I have long thought that, for all his down-with-the-people appeal, Vince Cable was something of an arse, a populist gadfly. I hadn't figured that he was this much of an arse.
The initial revelations in the Daily Telegraph were embarrassing enough. First he overstates his importance by claiming he could use the "nuclear option" and walk out on the government, bringing down the coalition, should he ever feel it necessary. More damaging still were the later comments (not even mentioned by the Telegraph and, it would seem, purposefully not reported) that he was "at war" with Rupert Murdoch. Pretty damning coming from the Business Secretary, someone who will have a quasi-judicial role in determining whether or not News International's proposed takeover of BSkyB should be permitted or not. Sounds like he's already made his mind up about it. In private conversations, at least.
Or not so private, given that he was talking to reporters from the Daily Telegraph and not members of his constituency as he thought. Terrible error of judgement from such an experienced politician.
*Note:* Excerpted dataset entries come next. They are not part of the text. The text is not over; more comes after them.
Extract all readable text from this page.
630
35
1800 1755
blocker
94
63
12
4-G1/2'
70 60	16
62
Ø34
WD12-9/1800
He's paid the price now, being partially stripped of responsibilities but still a member of the cabinet. It's been pointed out by several observers that Cameron would have come down a lot harder if one of his own had been so careless, which perhaps lends credence after all to Cable's bold claims to be pivotal to the coalition hanging together. To strip him of all ministerial responsibility would have caused deep divisions within the Lib Dems.
I commented earlier in the year (although perhaps not on this blog because I cannot find it anywhere) that there are things in my fridge with a longer shelf-life than this coalition. So far that hasn't shown to be correct, but it's certainly being tested at the moment. If Cable's comments about the conflicts that go on behind closed doors are true (and let's face it, they probably are) then I think it will be nothing short of a miracle if it manages to last for five years.